A pie chart compares the contribution of each part to the data. It is a circular statistical graphic which is divided into slices to illustrate numerical proportion.

For visualizing the percentage of the repeated guest and the non repeated guest, I choosed pie chart as it shows data as a percentage of whole. 

##### 2. What is/are the insight(s) found from the chart?

The following chart helps us understand that there are very less number of repeated guest. The percentage of non-repeated guest is 96.14% , whereas the percentage of repeated guest is 3.86%. 

##### 3. Will the gained insights help creating a positive business impact? 
Are there any insights that lead to negative growth?
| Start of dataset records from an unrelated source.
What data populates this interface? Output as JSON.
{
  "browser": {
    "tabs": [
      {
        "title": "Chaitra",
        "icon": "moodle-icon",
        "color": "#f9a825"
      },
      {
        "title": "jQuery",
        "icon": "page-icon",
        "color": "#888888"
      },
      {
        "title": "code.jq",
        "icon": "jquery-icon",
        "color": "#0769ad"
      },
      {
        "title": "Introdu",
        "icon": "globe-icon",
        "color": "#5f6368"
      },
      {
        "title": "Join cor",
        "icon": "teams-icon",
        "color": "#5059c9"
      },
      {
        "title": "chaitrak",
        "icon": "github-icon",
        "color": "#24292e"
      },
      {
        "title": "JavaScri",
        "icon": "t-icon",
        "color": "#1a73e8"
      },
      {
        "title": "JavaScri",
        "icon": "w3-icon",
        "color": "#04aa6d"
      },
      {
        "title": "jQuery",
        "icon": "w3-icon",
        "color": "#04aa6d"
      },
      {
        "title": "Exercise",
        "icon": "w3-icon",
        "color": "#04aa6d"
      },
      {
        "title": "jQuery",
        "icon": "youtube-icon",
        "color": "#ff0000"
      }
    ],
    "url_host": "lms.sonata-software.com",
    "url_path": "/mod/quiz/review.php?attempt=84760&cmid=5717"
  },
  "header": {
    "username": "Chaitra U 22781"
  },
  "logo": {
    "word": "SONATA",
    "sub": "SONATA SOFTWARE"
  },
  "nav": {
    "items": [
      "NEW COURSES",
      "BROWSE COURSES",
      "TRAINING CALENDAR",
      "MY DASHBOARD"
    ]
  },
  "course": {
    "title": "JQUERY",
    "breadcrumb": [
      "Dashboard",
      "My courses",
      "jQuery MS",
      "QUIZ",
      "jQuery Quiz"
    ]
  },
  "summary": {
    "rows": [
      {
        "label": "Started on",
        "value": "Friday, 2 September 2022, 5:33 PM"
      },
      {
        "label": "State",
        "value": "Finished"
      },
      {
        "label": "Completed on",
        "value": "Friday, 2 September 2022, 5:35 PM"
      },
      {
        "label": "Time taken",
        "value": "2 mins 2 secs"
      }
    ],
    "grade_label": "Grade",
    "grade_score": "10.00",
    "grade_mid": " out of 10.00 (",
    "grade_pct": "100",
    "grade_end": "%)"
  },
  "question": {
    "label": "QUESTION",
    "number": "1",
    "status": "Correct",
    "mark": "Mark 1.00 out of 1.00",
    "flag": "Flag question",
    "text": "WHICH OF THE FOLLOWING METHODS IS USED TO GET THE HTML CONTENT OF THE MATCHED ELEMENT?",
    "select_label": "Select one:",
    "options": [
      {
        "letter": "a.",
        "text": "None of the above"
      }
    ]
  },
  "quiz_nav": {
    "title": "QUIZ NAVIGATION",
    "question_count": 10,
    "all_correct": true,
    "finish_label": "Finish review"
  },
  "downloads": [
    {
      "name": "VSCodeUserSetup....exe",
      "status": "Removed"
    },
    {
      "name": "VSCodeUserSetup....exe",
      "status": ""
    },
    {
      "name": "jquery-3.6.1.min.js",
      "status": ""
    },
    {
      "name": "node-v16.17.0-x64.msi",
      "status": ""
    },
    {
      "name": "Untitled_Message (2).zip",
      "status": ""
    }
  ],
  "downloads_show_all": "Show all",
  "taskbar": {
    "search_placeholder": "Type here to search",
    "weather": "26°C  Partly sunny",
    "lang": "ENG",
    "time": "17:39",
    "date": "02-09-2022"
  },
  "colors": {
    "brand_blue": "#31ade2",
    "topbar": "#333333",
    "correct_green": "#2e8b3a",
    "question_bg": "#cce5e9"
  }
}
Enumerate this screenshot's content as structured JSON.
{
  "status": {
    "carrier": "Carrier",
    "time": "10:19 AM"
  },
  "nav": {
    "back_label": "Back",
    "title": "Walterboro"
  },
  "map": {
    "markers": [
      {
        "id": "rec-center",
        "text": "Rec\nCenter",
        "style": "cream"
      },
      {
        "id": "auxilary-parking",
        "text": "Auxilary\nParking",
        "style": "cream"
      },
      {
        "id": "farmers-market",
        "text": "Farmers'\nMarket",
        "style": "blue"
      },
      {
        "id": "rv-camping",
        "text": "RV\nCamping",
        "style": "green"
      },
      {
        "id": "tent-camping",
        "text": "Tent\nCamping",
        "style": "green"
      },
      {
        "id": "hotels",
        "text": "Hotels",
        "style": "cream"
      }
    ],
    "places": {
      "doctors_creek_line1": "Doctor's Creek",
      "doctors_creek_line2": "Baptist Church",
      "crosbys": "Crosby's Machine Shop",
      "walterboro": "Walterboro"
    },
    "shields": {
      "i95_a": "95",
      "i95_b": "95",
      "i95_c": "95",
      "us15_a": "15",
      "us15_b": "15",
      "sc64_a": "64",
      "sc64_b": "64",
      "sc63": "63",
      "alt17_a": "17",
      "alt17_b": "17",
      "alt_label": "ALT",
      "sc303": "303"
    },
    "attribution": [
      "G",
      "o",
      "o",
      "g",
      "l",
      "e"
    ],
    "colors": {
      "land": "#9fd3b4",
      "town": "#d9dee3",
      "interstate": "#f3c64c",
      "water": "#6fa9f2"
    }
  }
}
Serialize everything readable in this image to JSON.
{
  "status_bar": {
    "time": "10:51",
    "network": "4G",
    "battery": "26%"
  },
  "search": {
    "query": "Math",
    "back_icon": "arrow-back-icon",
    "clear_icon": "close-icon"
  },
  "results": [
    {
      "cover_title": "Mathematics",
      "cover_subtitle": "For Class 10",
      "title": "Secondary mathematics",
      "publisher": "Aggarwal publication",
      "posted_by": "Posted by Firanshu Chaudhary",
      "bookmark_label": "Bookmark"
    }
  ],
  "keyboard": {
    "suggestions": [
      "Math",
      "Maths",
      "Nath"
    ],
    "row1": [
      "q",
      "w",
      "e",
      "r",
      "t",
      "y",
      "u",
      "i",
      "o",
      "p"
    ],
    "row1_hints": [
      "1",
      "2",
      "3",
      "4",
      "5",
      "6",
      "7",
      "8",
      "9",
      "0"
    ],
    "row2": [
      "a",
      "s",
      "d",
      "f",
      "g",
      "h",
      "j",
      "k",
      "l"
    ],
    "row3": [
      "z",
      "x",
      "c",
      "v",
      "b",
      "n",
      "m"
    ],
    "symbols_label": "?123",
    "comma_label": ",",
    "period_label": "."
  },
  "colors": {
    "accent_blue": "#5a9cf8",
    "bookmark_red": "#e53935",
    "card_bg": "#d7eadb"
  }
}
Justify with specific reason.

The gained insights helps us to know that repeated guest are less and non repeated guest are excessive. The guest retention rate is very low.

#### Chart - 2 - Pie Chart on Hotel

In [None]:
# Chart - 2 visualization code
# Percentage of bookings in each hotel
hotel_df.hotel.value_counts()
hotel_df['hotel'].value_counts().plot(kind='pie',
                                        figsize=(15,6),
                                        autopct="%.2f%%",
                                        startangle=90,
                                        shadow=True,
                                        labels=['City Hotel(%)','Resort Hotel(%)'],
                                        colors=['yellow','red'],
                                        explode=[0,0])

plt.legend(title='Hotel:')


##### 1. Why did you pick the specific chart?

A pie chart compares the contribution of each part to the data. It is a circular statistical graphic which is divided into slices to illustrate numerical proportion.

For visualizing the percentage of the booking at city hotel and resort hotel, I choosed pie chart as it shows data as a percentage of whole. 

##### 2. What is/are the insight(s) found from the chart?

The following chart helps us understand that the booking of City Hotel is fairly high than that of Resort Hotel. The percentage of City Hotel booking is 61.07% and that of Resort Hotel is 38.93%.

##### 3. Will the gained insights help creating a positive business impact? 
Are there any insights that lead to negative growth? Justify with specific reason.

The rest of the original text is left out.